夏の海と君

 133.

「あー! ミツキおねえちゃーん!」

砂を踏みしめ駆け寄って来る少年を、しゃがんで迎え入れる。
太陽の下で輝かせるこの笑顔を見ていると、あの薄暗い地下室で見せていた不気味な微笑みが嘘の様だ。
その少年の手には、見たこともない程に巨大な巻貝が握られている。

「わあ、大きい貝殻だね」

「うん、そう! すごいでしょ! ヤドンのしっぽにぴったり!」

「ヤドン?」

「もしかしたら、ヤドランにしんかしちゃうかも!」

「や、ヤドラン……?」

話の流れからして、ポケモンの名前だろうか……?
その答えを乞おうと陽を見上げるが、陽も私と同じように顔に疑問符を浮かべていた。
もしかしたら、陽も知らない、珍しいポケモンなのかもしれない。

「おーい」

そんな事を考えていると、兵太さんの大きく低い声が聞こえた。
立ち上がると、海辺の方から歩いてくる兵太さんの姿があった。

「兵太さん」

「なんだお前等、ポケモンセンターにいたのか。探したんだぞ」

「す、すみません……。今日の宿をとりに行っていました」

「宿? ああそうか。いや、別にいいんだよ。それよりな」

「……え?」

兵太さんが、海岸の方へ向き直し、指差す。

「見つけたぞ。シキミだ」

「え……、ええっ!?」

その指先には、とんでもない数の聴衆や野次馬たちがひしめき合う、賑やかな空間があった。
輪の中心では、どうやらビーチバレーが行われているらしい。
ちらちらと白く光って見えるボールとネットが、歓声と共に揺れてこちらまで響いてくる。

「あ、あそこにシキミさんが……?」

イッシュリーグの四天王、ゴーストタイプの使い手、そして、副業で作家をしている……。
失礼かもしれないが、どのキーワードを取っても、あんな熱でむせ返る様な場所に居るような人物だとは、到底思えない。

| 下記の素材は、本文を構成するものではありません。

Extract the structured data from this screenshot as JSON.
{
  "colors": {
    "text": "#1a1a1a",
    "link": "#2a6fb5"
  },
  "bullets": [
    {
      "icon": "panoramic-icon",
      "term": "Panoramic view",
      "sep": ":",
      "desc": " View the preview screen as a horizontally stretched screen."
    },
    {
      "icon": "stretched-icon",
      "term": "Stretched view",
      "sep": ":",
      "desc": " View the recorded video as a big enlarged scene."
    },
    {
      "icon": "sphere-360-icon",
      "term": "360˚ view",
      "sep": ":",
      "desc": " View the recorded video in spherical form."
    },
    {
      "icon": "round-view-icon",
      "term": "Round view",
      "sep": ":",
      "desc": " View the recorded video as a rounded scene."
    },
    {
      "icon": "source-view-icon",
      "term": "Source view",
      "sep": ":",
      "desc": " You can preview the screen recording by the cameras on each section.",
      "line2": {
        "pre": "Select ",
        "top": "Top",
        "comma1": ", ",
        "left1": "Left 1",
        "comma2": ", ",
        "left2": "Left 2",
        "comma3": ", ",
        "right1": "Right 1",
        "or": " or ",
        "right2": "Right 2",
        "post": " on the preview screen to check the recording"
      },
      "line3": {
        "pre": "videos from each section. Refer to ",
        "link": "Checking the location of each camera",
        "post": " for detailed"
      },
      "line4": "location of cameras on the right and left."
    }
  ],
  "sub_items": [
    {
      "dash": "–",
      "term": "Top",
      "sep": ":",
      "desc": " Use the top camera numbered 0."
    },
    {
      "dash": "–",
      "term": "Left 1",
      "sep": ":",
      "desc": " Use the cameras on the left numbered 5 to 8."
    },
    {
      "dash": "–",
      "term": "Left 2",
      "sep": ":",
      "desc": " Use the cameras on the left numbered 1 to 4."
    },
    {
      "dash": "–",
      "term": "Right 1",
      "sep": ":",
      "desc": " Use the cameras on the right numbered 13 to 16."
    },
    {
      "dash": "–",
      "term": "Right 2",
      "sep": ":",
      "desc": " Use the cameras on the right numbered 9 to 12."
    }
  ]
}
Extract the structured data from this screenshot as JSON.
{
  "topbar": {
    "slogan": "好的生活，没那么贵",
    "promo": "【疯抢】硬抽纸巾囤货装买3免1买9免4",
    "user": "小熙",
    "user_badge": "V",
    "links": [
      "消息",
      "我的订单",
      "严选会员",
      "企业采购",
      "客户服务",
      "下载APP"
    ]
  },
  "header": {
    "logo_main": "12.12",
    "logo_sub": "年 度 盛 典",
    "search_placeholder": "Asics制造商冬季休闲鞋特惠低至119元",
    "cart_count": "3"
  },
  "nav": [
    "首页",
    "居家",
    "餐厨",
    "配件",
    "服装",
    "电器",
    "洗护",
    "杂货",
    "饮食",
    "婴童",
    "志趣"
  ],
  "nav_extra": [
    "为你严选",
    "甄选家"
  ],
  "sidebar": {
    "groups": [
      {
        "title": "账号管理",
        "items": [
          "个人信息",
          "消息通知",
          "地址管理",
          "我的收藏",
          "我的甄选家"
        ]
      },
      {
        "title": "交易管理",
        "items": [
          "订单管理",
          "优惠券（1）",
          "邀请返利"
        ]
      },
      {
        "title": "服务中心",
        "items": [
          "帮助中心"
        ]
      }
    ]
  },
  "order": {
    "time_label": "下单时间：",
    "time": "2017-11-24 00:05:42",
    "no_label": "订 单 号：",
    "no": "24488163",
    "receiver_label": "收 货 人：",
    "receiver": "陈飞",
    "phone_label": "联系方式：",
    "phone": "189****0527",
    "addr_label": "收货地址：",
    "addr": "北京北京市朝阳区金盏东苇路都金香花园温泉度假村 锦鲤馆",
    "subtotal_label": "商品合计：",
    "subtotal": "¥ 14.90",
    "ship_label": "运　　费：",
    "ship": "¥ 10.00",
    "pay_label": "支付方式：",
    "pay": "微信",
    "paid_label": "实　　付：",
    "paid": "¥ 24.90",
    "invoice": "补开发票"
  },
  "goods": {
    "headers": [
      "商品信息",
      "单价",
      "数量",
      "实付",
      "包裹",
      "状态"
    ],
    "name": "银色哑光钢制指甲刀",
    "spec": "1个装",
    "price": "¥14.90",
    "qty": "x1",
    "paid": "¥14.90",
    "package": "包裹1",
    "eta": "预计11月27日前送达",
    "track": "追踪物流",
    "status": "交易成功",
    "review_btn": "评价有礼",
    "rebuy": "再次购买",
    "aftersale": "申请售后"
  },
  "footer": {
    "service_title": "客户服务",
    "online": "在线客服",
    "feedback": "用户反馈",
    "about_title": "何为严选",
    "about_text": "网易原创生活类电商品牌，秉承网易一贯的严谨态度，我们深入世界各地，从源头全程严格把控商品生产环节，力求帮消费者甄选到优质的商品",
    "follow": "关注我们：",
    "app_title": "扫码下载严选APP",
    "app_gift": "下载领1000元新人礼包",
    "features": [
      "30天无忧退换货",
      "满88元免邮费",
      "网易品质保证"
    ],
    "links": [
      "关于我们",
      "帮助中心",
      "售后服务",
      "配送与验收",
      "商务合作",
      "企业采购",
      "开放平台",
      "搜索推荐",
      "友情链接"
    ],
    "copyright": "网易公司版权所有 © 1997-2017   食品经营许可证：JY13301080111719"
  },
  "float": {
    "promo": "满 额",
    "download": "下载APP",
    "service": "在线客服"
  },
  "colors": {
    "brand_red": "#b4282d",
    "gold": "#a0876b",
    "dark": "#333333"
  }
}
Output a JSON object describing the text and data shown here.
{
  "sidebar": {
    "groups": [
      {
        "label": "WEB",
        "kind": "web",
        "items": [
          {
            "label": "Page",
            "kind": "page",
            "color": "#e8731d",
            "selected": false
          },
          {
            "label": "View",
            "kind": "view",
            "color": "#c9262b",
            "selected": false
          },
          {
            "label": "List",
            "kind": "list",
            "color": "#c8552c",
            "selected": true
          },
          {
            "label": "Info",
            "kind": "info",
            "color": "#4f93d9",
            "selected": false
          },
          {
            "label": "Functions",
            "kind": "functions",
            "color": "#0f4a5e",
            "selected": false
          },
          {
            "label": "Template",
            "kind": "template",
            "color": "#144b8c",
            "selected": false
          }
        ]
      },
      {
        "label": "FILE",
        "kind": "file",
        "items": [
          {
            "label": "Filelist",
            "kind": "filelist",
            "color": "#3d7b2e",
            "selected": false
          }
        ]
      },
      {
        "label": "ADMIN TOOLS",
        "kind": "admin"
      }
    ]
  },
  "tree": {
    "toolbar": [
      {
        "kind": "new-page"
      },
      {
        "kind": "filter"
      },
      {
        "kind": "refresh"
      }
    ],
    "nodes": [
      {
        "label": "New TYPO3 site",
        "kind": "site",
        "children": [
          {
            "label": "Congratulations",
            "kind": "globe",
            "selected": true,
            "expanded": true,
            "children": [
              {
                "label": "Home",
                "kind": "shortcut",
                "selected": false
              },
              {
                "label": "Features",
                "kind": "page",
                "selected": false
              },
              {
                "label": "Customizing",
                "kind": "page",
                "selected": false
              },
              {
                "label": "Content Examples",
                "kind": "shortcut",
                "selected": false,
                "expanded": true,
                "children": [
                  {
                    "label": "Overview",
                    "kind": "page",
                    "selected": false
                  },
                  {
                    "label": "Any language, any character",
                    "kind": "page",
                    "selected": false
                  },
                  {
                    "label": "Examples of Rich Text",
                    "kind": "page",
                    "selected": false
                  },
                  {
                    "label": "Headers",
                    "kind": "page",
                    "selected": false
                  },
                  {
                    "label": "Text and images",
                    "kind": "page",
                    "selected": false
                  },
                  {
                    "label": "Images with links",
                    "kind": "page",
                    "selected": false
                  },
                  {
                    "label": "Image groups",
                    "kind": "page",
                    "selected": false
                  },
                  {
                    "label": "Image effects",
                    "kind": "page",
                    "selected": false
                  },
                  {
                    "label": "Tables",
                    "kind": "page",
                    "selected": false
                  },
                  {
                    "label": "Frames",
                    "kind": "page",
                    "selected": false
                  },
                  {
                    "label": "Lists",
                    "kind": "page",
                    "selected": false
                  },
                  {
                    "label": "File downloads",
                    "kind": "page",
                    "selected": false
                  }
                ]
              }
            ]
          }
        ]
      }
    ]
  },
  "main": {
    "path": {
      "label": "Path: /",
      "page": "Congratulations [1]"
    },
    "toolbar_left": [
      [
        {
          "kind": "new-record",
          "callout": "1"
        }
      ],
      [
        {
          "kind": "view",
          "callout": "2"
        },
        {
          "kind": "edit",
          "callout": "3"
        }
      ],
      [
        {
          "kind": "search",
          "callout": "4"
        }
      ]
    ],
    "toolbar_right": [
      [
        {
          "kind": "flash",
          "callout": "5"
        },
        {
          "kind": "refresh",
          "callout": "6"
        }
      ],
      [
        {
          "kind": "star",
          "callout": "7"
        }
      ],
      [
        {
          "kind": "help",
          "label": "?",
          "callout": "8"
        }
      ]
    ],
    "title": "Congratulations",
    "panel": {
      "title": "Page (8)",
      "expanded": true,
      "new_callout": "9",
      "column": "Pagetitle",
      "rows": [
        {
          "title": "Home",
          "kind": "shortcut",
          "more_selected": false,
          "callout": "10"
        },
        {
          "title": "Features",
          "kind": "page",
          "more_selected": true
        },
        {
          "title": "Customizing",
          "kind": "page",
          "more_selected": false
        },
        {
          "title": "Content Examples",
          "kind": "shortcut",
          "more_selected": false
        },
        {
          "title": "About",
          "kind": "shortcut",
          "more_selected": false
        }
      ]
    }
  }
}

「どうやら、非公式で四天王やら近くのジムリーダーやらを集めて、ビーチバレー大会をやってるらしい……。全く、騒々しい奴等だ」

まあ、上があんな奴だからなあ……。
そうぼやく兵太さんは、どこか他人事ではない様子だった。
その姿に苦笑しつつ、私は兵太さんに尋ねた。

「でも、どうしましょう……? あの様子じゃあ、シキミさんとお話が出来ません……」

「いや、向こうとはもう連絡がついてる。次のゲームが終わったらしばらくは休憩だから、もう少し待って欲しいってな」

ライブキャスターを取り出した兵太さんが、私達の方へその画面を向けた。
そこには、現在行われているビーチバレーの様子が、モニターいっぱいに映っていた。
白い砂が間近に見える低いアングルからして、ライブキャスターを地面に置いて通信しているのだろう。

「ほら、この紫色のおかっぱ頭が、シキミだ」

その姿に、私はまた、大きな声を上げて驚いてしまった。